Ja, es kann jetzt tatsächlich sehr schnell gehen – und vermeintliche Klarheit kann entstehen. Wenn die Sondierungsgespräche zwischen SPD und CDU am Donnerstag Vormittag recht konstruktiv und sachorientiert verlaufen sollten, könnten die beiden Landesvorstände formell noch am Nachmittag die Aufnahme von Koalitionsverhandlungen beschließen. Dann wird es überall heißen: Künftig wird Niedersachsen von einer Großen Koalition regiert werden.

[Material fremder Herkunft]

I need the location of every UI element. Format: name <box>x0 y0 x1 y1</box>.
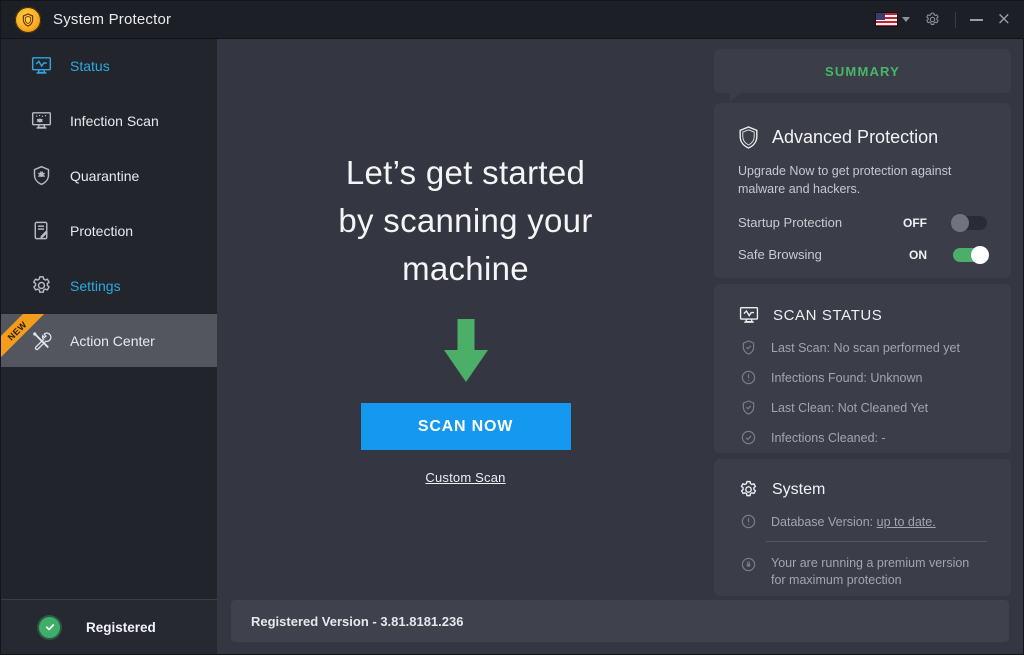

Doch Vorsicht vor zu viel Zuversicht in eine schnelle Regierungsbildung ist mehr als geboten. Sicher, die inhaltlichen Unterschiede zwischen sozialdemokratischen und christdemokratischen Vorstellungen sind nicht groß. Es heißt, in der CDU sei man mehrheitlich sehr erpicht auf eine Beteiligung an der Macht, und die SPD hat nach jetzigem Stand keine andere Option, denn für Rot-Grün allein reicht es nun mal nicht, und die FDP verschließt sich einer Ampel weiterhin strikt. Im Übrigen, auch das muss gesagt werden, sind die programmatischen Gegensätze zwischen SPD, CDU, Grünen und FDP insgesamt nicht unüberwindbar. Alle könnten irgendwie mit allen zusammen auskommen – an den Sachfragen jedenfalls liegt es nicht.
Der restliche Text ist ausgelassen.